Ci sono voluti 41 anni, tre inchieste e tredici processi per arrivare finalmente a una condanna per la strage di Brescia. Ergastolo per Carlo Maria Maggi, il capo della cellula veneta di Ordine Nuovo, e per Maurizio Tramonte, il fascista fonte “Tritone” dei servizi segreti. Erano stati assolti nella terza indagine sulla strage di piazza della Loggia. Poi la Cassazione ha cancellato l’assoluzione e ordinato un nuovo processo d’appello che ieri si è concluso con due ergastoli.
È provato, dunque, che l’esplosivo che uccise otto persone e ne ferì più di cento, quel 28 maggio 1974 a Brescia, è la gelignite conservata nella trattoria di Venezia “Scalinetto”, dove si ritrovavano gli uomini di Ordine Nuovo, e poi consegnata da Carlo Digilio a Marcello Soffiati, che la portò a Brescia. Soffiati e Digilio (l’unico condannato per la strage di piazza Fontana, di cui si era autoaccusato) sono morti, dunque non possono più essere condannati. Ma erano solo due militanti di Ordine Nuovo, che non potevano certo decidere da soli una strage come quella di Brescia. Era Maggi il capo della cellula veneta in grado di dare l’ordine.
È Maggi infatti che il 25 maggio 1974, tre giorni prima della strage, in una riunione ad Abano Terme dice che bisogna fare un grande attentato, che bisogna proseguire nella strategia stragista iniziata il 12 dicembre 1969 in piazza Fontana a Milano: lo riferisce Tramonte, militante di Ordine Nuovo che era diventato un informatore del Sid (il servizio segreto militare) con il nome in codice di “fonte Tritone”. Il generale del Sid Gianadelio Maletti, che gestiva la fonte, la tenne nascosta e si guardò bene dal passare le informazioni di “Tritone”, preziosissime, ai magistrati che indagavano sulla strage. È il giudice istruttore di Milano Guido Salvini a scoprire, negli anni Novanta, chi è “Tritone”, che è così portato a giudizio.
Del ruolo di Maggi parlano anche altri due militanti di Ordine Nuovo, il veneto Nicola Rao e il milanese Pietro Battiston, in una conversazione intercettata nel 1995, in cui commentavano la partenza da Venezia, il giorno prima della strage di Brescia, di una valigia di esplosivo.
Tutto ciò non fu ritenuto sufficiente dai giudici del primo processo d’appello a Brescia, contraddetti dalla Cassazione. Ora la Corte d’assise d’appello di Milano ha messo un punto fermo in una lunga storia di stragi sempre senza colpevoli.
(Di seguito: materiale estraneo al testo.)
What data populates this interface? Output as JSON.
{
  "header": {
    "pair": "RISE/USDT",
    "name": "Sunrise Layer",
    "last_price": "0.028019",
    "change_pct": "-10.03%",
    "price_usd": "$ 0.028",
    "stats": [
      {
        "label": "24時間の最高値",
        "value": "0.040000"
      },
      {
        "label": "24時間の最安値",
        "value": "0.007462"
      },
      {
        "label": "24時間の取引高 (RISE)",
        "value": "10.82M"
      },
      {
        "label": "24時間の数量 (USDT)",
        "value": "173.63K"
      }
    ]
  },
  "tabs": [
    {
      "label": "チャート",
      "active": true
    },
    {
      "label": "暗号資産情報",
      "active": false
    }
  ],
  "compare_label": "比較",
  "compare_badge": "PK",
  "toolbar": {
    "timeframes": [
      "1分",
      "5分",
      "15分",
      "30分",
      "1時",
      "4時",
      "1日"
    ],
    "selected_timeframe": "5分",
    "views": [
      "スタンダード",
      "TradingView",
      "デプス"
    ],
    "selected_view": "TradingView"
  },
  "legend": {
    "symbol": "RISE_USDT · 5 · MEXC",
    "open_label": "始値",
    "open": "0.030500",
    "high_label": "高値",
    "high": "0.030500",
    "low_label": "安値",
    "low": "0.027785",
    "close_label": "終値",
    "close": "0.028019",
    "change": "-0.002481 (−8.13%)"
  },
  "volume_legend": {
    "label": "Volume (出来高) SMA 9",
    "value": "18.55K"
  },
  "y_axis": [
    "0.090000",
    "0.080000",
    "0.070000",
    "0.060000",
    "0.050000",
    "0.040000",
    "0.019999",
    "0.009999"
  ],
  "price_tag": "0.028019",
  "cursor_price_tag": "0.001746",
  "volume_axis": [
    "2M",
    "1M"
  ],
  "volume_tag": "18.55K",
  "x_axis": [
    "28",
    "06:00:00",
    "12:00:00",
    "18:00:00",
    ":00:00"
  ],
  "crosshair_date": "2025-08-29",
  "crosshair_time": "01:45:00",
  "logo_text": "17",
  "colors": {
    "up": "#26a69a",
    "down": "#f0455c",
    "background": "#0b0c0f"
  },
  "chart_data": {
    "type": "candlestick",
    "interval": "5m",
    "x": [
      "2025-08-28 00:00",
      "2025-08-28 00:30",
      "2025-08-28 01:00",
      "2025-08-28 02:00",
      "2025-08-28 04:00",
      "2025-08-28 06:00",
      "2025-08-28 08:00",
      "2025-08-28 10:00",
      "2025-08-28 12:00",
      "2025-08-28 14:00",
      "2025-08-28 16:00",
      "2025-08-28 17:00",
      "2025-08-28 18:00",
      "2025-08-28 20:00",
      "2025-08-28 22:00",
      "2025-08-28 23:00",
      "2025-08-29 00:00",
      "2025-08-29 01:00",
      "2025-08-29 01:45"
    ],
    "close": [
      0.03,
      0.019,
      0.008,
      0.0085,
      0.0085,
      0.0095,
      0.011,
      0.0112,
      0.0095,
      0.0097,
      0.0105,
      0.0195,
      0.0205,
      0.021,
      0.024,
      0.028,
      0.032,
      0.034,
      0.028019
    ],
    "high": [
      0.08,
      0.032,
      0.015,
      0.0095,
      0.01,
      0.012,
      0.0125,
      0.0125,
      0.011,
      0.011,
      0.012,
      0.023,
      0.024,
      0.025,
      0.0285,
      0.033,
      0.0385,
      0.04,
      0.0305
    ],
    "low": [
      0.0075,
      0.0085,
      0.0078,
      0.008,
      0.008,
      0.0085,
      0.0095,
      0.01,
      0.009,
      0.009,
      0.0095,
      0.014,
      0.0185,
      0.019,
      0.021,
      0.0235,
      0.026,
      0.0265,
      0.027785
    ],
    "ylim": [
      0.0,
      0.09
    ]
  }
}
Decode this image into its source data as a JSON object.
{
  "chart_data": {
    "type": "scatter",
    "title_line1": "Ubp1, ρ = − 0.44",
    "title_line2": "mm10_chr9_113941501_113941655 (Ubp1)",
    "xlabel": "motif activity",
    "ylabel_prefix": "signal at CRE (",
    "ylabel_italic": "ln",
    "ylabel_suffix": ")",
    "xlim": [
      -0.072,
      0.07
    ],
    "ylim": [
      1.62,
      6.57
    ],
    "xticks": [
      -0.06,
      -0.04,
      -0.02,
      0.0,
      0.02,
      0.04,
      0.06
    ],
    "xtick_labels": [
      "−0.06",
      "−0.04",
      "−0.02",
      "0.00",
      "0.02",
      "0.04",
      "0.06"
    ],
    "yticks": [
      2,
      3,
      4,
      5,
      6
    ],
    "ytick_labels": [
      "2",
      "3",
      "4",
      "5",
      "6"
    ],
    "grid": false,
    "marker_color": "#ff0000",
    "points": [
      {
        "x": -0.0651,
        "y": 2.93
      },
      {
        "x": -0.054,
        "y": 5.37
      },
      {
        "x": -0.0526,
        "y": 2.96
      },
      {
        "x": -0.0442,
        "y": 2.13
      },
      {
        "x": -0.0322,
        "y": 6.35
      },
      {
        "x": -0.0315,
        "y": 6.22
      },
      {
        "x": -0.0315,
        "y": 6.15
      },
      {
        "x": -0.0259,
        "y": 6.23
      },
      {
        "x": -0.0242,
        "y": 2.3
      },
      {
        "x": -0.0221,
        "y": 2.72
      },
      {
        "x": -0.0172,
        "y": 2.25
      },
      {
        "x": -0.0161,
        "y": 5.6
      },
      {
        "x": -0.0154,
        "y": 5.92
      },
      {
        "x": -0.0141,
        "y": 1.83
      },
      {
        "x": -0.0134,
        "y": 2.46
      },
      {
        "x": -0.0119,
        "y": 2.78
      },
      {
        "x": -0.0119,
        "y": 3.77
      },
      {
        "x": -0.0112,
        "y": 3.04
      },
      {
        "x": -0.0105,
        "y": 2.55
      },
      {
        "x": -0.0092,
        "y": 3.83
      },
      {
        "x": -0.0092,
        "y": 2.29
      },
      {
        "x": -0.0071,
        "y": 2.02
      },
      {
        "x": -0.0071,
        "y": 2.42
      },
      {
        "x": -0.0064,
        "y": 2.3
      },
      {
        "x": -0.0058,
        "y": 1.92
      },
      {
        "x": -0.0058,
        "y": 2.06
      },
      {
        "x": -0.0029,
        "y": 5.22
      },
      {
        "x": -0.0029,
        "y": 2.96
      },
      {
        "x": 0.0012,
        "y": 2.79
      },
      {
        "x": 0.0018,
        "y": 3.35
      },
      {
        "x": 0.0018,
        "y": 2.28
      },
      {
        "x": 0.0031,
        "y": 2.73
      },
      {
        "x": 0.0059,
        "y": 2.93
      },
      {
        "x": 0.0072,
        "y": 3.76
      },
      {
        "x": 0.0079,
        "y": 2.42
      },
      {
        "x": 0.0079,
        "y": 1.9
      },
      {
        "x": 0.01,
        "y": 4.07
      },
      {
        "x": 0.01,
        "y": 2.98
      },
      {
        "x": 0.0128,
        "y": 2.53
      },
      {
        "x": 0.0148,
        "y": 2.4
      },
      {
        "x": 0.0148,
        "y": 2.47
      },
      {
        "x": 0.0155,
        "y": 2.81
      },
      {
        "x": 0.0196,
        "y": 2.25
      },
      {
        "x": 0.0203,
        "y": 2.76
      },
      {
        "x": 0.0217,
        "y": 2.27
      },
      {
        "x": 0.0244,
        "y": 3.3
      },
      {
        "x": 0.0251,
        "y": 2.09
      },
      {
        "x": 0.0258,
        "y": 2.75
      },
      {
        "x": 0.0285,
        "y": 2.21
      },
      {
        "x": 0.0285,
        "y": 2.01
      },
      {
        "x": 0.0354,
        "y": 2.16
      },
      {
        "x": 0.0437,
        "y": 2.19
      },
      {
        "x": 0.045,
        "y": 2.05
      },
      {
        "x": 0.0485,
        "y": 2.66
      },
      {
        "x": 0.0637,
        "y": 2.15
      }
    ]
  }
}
Soddisfatti, finalmente, i famigliari delle vittime. “La sentenza impone una profondissima riflessione su quegli anni dal ’69 al ’74”, ha dichiarato Manlio Milani. Il giudice Salvini oggi commenta: “Questo esito è il premio per un impegno, quello della Procura di Brescia, che non è mai venuto meno in tanti anni. Se la Procura di Milano avesse fatto altrettanto, credo che sarebbe stato possibile andare anche per piazza Fontana al di là di quella responsabilità storica che comunque le sentenze hanno accertato in modo indiscutibile nei confronti delle stesse cellule di Ordine Nuovo al centro del processo per piazza della Loggia”.